At both conferences, Chris Gates and Mario Ceballos gave away tools for breaking into Oracle databases.
The FBI was reportedly a bit rattled by DefCon’s social engineering contest (in the end, every contestant was able to get someone at the targeted companies to hand over sensitive information.
There was at least some good news. Representatives from Mozilla detailed plans to make the browser more secure, and it turns out Twitter is more secure than it appears.
National Insecurity
Those of us living the US may have bigger problems than hackers stealing our credit card numbers and passwords from our wireless networks, though: according to the United States Computer Emergency Readiness Team, critical infrastructure is vulnerable to cyberattack. (We’ve covered issues surrounding national cybersecurity before.) At DefCong, security expert Charlie Miller described how North Korea could launch an effective botnet attack on the US.

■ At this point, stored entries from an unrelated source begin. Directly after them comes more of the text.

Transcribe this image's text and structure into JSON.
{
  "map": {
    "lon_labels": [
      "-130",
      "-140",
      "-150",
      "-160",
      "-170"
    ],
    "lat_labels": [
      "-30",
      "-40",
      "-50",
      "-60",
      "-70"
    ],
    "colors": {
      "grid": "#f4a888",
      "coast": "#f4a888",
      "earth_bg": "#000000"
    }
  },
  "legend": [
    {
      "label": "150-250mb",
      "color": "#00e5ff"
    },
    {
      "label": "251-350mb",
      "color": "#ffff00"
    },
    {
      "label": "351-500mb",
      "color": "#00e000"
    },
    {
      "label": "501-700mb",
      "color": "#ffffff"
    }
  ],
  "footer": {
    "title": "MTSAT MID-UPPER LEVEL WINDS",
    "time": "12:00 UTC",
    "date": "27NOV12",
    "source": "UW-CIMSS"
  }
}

According to another presentation at Black Hat, malware tools are sold openly in China, giving hackers easy access to problematic software.

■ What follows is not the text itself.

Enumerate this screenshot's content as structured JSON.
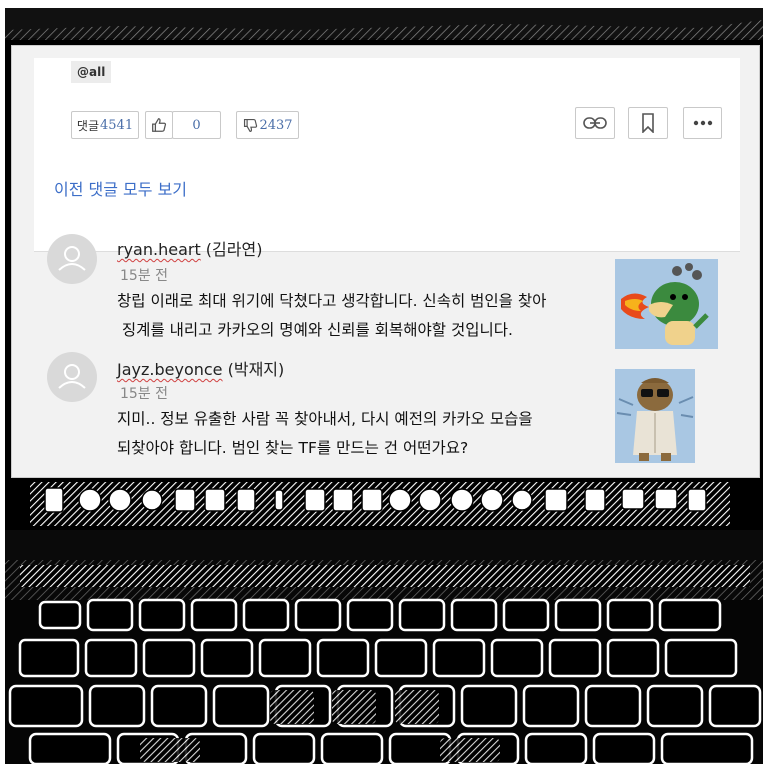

Given the concerns about cybersecurity in the US, it’s no surprise the federal government was actively recruiting at Defcon – but we think the anti-authoritarian nature of many Defcon attendees might make that a tough sell.
The most explosive revelation at the event might not have even been a security vulnerability at all: Chet Uber, director of the secretive private cyber-intelligence organization Project Vigilant, claimed to have personally convinced Adrian Lamo (himself a “Adversary Characterization” analyst for Project Vigilant) to inform the federal government of Bradley Manning’s claims regarding the Wikileaks video.
Jacob Appelbaum, a programmer working closely with the TOR project and WikiLeaks was detained at the US border while returning to the US from the Netherlands. And while at DefCon, he was reportedly approached by FBI agents.
Bank Hacking
Perhaps of less immediate concern to the enterprise IT managers, a presentation at Black Hat on ATM vulnerabilities probably got the most media coverage. SecureWorks also reported on a massive check fraud operation.
Conclusion
You can’t trust your phone, your search engine points you at malware, the Internet is broken, your country is in danger and so is your bank – and not even the conference designed to tell you about it can keep from getting hacked. One might be tempted to believe that things may have been better back before we had all this digital technology. Then again, there was a time when bandits, pirates and marauders posed serious physical threats to the well being of both individuals and institutions. Perhaps it’s a more civilized world in which banditry is more likely to take place over the Web than on the way to the market.
Very real, very physical wars still rage around the world (as the release of Afghanistan war logs this week reminds us), but at least the violent crime rate in the United States has been declining. It can’t be attributed to technology, but we should be thankful that while we’re engaged in the thankless job of security patch management that at least we’re not handing our companies’ fortunes over at saber-point.